Rosenthal, the son of arts patrons Lois and Richard Rosenthal, grew up in a household where the arts were important.

“My parents first collected outsider art from all over the world and also contemporary art," he says. "But music, literature, all the arts, matter to them.”

In the course of his work Rosenthal has previously curated shows, but it’s new to have his own space. Northside seemed like a good location.

“I live in Clifton, so I’m close,” he says. “But I think Northside is one of the few, successfully or not, integrated areas of the city. There’s an interesting mix of people racially, economically and otherwise.”

Coming up next is a show that’s a natural for a photographer to dream up: Wedding Day.

“The experience of a wedding is usually pretty different from what you see in the wedding album,” he says, laughing. “I think it’s definitely a show for photographers.”

Or for anybody who has ever gotten married?

“Yes,” he says. “I’m hoping it touches that nerve in everybody who has gotten married or photographed one. Now so many are taking pictures, especially at weddings, those pictures of what happened are floating out there but they don’t go in the album. The professional photographer has certain responsibilities.”

Those responsibilities will not shape Prairie’s show, Rosenthal implies. Wedding Day, promoted by Rosenthal as “the best never-seen photographs by professional photographers,” will open March 20.

The following exhibition, opening in late May, will be called Camera Obscura. I confess to Rosenthal that its description at www.prairiecincinnati.com is not clear to me. How will it work?

“I’m not sure myself,” Rosenthal admits. “That’s part of what I like about having those kinds of shows here. Not all will be like that, of course, but this one will have built in surprises for me as well. Five artists have been asked to do something with the camera obscura. I’ll build an actual, room-sized camera obscura into the front space. Some will use it for straightforward images, I think. Others will do other things. … I don’t know exactly what they’ll be — video, performance — I probably won’t know until a week or two before the opening.”

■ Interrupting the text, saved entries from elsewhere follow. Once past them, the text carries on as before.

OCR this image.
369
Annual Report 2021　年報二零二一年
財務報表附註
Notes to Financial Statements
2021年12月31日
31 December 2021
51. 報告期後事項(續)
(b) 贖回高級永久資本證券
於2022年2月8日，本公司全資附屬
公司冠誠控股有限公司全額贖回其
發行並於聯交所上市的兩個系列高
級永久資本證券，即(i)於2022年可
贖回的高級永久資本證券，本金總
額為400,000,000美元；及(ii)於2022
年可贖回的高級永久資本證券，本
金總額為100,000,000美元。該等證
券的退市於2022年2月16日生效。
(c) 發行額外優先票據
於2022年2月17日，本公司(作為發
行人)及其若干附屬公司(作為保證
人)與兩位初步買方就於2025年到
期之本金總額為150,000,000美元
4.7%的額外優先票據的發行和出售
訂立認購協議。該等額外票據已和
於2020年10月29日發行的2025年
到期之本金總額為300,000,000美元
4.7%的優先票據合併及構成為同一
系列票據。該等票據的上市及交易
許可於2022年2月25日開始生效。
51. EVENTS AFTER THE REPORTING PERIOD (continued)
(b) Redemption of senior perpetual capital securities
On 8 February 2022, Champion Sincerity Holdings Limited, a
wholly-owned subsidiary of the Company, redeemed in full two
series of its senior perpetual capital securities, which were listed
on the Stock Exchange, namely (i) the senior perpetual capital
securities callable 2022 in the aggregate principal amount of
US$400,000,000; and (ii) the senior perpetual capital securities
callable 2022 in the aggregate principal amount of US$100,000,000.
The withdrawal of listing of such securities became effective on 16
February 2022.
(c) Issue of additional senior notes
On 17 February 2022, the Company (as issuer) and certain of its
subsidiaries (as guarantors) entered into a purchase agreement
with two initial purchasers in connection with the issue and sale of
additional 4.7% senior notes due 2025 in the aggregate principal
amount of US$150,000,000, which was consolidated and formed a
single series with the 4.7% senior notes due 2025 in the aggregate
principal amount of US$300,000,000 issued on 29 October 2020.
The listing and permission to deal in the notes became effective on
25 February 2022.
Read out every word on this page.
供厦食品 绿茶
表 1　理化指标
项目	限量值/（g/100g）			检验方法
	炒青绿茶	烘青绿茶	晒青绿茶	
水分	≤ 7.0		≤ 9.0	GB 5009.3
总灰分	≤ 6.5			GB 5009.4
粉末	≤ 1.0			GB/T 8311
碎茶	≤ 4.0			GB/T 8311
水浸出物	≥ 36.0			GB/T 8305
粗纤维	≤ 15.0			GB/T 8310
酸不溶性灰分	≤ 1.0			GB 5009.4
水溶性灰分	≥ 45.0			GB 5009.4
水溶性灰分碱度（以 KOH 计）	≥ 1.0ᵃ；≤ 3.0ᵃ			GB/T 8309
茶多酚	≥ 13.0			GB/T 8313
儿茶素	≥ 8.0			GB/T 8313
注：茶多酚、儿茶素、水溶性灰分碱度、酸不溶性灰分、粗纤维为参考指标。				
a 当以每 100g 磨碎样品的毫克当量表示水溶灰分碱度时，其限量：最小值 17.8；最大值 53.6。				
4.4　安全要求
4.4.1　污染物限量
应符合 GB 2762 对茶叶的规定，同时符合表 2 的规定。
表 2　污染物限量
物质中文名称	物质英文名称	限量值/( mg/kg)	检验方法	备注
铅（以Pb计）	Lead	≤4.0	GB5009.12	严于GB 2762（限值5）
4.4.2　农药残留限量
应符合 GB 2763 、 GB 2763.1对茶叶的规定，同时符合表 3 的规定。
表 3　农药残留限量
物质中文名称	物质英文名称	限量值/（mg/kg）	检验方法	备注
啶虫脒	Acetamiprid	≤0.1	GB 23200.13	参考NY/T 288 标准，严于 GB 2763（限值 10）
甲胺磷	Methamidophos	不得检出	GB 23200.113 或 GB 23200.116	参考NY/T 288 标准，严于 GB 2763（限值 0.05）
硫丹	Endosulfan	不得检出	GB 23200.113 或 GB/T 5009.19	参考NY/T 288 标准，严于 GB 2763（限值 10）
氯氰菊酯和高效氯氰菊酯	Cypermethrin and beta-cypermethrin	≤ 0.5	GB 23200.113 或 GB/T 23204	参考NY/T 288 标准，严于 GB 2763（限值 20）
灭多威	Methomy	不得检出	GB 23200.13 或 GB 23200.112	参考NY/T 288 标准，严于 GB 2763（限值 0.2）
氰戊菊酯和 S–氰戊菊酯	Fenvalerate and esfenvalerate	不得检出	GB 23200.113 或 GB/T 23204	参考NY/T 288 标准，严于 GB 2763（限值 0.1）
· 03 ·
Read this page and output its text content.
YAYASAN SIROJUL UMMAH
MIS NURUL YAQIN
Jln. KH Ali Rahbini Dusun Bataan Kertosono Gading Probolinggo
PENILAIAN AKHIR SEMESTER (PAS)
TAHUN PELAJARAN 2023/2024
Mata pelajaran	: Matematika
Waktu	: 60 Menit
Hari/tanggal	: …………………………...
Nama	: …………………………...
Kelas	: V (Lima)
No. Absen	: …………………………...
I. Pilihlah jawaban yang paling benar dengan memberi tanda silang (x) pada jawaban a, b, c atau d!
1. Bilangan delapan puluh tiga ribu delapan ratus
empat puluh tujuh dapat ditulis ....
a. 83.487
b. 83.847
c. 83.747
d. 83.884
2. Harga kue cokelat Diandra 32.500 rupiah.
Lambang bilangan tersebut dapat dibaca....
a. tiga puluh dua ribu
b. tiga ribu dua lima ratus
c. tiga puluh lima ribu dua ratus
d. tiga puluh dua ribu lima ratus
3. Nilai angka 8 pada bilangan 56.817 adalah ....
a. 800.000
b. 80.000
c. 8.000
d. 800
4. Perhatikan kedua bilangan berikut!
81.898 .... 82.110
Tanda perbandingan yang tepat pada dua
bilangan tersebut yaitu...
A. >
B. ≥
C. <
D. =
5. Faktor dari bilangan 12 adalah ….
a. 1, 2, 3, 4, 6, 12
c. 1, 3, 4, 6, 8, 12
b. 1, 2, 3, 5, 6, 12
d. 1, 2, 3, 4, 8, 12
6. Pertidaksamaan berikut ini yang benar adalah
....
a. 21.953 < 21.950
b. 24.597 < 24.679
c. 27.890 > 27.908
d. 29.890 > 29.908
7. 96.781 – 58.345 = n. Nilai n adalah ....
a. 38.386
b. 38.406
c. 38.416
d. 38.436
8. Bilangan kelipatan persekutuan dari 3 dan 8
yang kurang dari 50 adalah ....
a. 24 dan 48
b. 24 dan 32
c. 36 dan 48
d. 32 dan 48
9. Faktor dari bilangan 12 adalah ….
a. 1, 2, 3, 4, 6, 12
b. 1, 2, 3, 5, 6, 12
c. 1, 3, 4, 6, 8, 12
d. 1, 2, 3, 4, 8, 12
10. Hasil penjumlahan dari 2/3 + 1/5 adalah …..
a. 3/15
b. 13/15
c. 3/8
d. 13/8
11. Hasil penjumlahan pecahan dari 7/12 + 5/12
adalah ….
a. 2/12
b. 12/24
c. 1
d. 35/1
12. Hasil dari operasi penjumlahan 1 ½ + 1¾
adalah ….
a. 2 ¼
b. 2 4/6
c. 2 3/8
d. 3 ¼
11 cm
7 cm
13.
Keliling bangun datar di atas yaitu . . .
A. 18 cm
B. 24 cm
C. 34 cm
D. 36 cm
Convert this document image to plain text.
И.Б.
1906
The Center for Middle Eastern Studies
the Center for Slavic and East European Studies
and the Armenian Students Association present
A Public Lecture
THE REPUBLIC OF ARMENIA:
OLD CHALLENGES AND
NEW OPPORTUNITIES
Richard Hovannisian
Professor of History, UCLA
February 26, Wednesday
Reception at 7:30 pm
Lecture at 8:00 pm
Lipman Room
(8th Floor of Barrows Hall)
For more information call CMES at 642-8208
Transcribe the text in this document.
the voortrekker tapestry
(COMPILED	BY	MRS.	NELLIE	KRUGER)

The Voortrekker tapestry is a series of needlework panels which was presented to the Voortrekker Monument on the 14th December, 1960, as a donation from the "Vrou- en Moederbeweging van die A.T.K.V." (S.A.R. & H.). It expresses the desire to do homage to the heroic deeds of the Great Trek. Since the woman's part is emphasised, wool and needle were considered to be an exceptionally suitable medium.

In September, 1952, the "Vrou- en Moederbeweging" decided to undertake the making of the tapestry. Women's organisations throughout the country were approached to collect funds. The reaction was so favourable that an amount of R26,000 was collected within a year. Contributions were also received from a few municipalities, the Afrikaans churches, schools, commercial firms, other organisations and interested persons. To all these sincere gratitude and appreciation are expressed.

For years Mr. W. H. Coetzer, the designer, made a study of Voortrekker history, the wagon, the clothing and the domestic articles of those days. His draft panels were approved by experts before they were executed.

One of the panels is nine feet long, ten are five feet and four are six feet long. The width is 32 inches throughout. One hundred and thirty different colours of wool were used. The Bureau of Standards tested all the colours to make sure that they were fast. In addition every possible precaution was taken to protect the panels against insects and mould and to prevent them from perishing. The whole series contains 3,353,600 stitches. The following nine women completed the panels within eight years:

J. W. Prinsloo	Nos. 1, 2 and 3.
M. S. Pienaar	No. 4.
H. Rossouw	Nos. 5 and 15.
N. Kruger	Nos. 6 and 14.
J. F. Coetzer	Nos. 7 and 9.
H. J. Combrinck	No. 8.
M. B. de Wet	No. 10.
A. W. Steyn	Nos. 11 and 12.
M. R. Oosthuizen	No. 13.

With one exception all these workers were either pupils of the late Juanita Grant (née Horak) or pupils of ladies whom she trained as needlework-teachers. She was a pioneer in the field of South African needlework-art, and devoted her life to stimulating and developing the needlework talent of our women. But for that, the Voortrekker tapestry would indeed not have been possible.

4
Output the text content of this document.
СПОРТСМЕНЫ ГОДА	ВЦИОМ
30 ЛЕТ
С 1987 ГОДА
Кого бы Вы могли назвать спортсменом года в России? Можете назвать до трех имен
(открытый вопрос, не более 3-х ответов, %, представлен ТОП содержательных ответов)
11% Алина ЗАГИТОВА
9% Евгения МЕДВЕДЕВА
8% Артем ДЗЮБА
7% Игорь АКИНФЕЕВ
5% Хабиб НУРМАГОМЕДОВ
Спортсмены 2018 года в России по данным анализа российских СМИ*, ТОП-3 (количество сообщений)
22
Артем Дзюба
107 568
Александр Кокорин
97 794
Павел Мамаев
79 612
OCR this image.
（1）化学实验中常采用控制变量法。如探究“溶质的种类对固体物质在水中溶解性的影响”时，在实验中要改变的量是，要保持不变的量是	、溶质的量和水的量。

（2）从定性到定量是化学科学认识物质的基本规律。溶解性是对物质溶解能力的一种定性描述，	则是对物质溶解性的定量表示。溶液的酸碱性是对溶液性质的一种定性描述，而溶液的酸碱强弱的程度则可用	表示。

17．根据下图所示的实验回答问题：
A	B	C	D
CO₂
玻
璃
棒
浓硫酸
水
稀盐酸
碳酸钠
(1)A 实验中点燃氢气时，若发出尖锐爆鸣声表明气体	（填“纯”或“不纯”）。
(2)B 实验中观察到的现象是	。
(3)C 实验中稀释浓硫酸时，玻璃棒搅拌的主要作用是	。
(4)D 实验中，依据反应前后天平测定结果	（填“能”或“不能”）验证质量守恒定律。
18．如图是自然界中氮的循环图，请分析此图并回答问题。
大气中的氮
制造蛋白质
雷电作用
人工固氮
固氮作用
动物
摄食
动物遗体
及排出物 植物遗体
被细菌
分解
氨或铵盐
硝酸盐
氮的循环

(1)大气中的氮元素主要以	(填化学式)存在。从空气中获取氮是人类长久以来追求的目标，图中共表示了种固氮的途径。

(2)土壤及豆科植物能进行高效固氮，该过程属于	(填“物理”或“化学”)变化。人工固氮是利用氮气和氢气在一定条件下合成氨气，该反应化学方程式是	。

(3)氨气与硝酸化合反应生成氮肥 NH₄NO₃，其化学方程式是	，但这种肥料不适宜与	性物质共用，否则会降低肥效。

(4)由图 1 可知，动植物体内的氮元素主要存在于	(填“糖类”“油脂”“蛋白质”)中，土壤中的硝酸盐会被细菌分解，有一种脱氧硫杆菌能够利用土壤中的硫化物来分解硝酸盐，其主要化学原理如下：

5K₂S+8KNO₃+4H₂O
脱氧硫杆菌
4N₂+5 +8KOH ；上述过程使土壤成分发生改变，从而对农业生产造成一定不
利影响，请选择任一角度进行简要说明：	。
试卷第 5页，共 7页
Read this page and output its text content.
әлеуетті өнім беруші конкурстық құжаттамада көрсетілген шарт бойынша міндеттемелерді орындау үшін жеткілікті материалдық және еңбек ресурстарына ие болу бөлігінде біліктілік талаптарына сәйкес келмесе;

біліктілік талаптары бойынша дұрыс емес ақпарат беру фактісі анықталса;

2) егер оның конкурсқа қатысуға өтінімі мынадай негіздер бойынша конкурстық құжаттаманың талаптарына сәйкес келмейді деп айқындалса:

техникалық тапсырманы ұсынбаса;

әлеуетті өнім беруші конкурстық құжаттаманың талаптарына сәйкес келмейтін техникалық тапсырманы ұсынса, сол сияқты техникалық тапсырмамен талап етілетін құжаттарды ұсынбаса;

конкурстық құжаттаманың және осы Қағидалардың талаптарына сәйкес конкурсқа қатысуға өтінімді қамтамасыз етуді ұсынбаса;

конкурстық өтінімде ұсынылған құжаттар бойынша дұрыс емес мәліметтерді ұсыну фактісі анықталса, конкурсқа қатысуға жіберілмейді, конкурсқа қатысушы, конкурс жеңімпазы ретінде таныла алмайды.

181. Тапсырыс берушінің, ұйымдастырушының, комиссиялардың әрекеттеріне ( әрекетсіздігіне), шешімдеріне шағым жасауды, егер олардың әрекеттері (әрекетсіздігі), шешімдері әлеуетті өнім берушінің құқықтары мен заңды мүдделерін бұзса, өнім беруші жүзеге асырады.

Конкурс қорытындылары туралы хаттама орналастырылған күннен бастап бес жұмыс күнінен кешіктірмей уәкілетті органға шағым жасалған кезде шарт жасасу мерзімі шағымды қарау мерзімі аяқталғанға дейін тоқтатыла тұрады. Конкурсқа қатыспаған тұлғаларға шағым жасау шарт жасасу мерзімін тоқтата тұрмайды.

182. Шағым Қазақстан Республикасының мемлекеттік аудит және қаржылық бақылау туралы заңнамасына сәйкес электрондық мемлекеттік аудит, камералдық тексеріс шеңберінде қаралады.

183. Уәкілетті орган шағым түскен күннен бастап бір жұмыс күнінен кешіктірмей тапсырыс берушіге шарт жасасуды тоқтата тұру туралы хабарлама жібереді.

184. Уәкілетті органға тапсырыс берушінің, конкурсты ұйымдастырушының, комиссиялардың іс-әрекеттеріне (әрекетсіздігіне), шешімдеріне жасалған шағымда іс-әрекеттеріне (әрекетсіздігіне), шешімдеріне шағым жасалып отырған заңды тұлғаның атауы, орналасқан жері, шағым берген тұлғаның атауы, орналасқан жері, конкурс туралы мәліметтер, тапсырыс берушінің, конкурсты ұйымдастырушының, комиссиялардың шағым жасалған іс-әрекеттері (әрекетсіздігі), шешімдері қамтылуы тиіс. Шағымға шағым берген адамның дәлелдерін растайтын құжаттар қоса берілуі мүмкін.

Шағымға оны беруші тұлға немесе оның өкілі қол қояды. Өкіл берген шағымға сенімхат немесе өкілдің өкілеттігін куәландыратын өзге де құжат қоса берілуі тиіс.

Rosenthal smiles, pleased with the project’s ambiguity.

Also on his schedule, with its own built-in ambiguity, is Kids View: The Millcreek Expedition, to grow out of a workshop this spring for a show in September. Working in collaboration with Happen, Inc., an art-oriented program for youngsters, and the Millcreek Restoration Project, Prairie will encourage and assist Northside students in exploring the creek through photography.

Rosenthal plans to offer photography classes in addition to mounting exhibitions at Prairie. Fallout from the switch to digital photography isn’t over yet, and he will provide a “state-of-the-art wet darkroom” as well as digital photo lab and a lighting studio. Rosenthal thinks there still are things to be learned from working with film, although the convenience and immediacy of digital photography can’t be discounted.

The physical space of Prairie Gallery is deliberately unassuming. A narrow flight of stairs leads to the second floor, which is separated into two main areas by a crisp white zigzag wall that stops a couple of feet short of the ceiling. Long windows overlooking the street are unobstructed. Darkroom and photo lab are at the rear.

The place has a sense of anticipation, a feeling that things will be happening here. It will be interesting to see how all this plays out.


PRAIRIE GALLERY’s (4035 Hamilton Ave., Northside) regular hours are 10 a.m.-6 p.m. Tuesday-Friday and 10 a.m.-4 p.m. Saturday.